Pattern formations and instability waves for a Reaction–Diffusion system

¹ Department of Mathematics, Faculty of Science, University of Zakho, Zakho, Iraq
² Department of Mechanical Engineering, Sejong University, 05006, Seoul, South Korea
³ Center of Research, Faculty of Engineering, Future University in Egypt, 11835, New Cairo, Egypt
⁴ Department of Mathematics, Faculty of Science, Firat University, Elazig, Turkey

^d sayed.eldin22@fue.edu.eg

Received: 9 July 2023
Accepted: 4 October 2023
Published online: 28 October 2023

Abstract

The mechanism of pattern formations has been widely studied and for different types of Reaction-Diffusion equations.
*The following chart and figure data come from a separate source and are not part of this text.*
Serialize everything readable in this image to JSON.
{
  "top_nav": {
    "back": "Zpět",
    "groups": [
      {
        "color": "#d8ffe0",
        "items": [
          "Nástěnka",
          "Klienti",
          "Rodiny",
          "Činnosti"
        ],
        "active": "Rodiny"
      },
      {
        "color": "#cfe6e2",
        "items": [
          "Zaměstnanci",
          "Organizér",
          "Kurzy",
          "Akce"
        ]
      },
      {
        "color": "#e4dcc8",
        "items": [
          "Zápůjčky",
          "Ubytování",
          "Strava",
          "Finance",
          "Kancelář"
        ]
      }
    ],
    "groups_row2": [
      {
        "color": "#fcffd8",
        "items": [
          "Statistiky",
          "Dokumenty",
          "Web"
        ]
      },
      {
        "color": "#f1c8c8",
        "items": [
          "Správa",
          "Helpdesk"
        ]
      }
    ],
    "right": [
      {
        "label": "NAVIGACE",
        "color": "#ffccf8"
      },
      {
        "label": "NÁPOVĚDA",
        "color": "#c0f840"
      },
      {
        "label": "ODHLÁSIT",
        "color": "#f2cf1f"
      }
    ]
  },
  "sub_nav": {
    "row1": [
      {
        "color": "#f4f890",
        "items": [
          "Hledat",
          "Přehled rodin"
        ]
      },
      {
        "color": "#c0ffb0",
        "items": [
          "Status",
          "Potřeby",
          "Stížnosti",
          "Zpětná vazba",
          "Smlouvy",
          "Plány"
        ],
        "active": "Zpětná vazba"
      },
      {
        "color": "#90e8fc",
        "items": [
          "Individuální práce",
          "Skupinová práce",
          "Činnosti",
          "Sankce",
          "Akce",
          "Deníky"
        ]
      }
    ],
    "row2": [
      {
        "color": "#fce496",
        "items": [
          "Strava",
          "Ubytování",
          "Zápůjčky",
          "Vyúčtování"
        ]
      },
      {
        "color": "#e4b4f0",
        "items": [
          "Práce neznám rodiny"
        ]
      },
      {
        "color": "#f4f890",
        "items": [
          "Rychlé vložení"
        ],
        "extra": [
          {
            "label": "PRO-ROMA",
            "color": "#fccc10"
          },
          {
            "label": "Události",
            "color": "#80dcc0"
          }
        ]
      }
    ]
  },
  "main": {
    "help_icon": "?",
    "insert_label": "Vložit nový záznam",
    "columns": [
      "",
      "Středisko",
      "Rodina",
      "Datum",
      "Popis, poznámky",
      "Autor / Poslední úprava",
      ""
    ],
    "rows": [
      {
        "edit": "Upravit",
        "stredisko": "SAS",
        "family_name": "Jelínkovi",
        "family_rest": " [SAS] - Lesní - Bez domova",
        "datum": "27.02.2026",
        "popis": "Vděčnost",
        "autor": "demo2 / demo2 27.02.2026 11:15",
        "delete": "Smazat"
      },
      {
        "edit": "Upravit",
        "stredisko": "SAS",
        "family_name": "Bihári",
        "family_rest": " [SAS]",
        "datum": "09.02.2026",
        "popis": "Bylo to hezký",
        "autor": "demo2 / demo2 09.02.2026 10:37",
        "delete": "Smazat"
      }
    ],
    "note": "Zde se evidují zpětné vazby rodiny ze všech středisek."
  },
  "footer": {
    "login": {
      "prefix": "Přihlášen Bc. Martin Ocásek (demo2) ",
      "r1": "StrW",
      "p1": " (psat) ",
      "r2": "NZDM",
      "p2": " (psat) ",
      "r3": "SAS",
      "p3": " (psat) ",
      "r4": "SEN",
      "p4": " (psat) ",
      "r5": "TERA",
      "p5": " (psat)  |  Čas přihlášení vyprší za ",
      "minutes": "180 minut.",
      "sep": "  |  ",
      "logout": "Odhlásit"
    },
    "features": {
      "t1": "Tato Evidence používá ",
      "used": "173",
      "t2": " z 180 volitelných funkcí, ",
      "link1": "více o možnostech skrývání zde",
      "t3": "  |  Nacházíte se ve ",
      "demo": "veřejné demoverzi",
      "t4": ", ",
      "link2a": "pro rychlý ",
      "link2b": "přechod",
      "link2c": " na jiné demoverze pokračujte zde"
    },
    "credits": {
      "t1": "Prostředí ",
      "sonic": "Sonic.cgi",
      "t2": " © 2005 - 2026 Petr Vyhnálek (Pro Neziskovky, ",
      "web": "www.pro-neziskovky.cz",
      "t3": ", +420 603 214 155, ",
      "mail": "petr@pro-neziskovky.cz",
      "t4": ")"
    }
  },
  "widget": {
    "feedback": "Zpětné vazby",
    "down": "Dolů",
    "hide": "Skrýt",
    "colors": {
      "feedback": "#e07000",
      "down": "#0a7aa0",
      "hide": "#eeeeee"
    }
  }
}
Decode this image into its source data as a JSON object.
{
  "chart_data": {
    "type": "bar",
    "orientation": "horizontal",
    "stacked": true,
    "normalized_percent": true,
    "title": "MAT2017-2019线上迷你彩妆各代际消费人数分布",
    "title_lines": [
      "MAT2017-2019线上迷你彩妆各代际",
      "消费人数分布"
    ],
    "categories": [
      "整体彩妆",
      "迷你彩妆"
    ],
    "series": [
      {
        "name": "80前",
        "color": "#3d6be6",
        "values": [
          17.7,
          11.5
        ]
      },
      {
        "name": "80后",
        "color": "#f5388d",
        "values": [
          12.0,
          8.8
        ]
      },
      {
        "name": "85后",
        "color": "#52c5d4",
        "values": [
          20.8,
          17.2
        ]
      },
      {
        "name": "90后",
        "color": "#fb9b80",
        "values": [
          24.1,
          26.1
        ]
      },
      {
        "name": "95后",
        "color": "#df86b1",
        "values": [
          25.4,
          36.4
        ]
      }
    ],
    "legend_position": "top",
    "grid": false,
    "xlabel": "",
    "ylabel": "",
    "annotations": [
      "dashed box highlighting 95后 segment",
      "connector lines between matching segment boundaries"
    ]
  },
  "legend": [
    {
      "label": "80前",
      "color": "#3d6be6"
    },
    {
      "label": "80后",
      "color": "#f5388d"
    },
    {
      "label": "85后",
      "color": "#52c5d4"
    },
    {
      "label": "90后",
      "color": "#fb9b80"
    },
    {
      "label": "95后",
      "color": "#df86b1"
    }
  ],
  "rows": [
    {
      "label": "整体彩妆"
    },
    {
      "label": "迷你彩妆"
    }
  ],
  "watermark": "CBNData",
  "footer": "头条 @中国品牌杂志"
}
This phenomenon has a wide range of applications in the fields of biology, chemistry, engineering, etc. In this paper, we have studied the pattern formation for a Reaction–Diffusion model with nonlinear reaction terms; this equation is different from RDM which has been studied before, and which derived from the interaction between Turing stationery and wave instability. Next, we study the possible traveling wave solution for our RDM and their stability close to the steady states. We discretize the system of Reaction-diffusion equations in one dimension using Semi-Implicit second-order difference method and we investigate the different types of travelling wave solutions (TWS). A finite element package namely COMSOL Multiphysics is used to show some types of pattern formations and for two types of initial conditions. The initial conditions are chosen to investigate the type of spots that can be formulated from the interaction. In parallel, we have proved theoretically the regions where those pattern formations can be found depending on the value of the diffusion coefficients and wave number.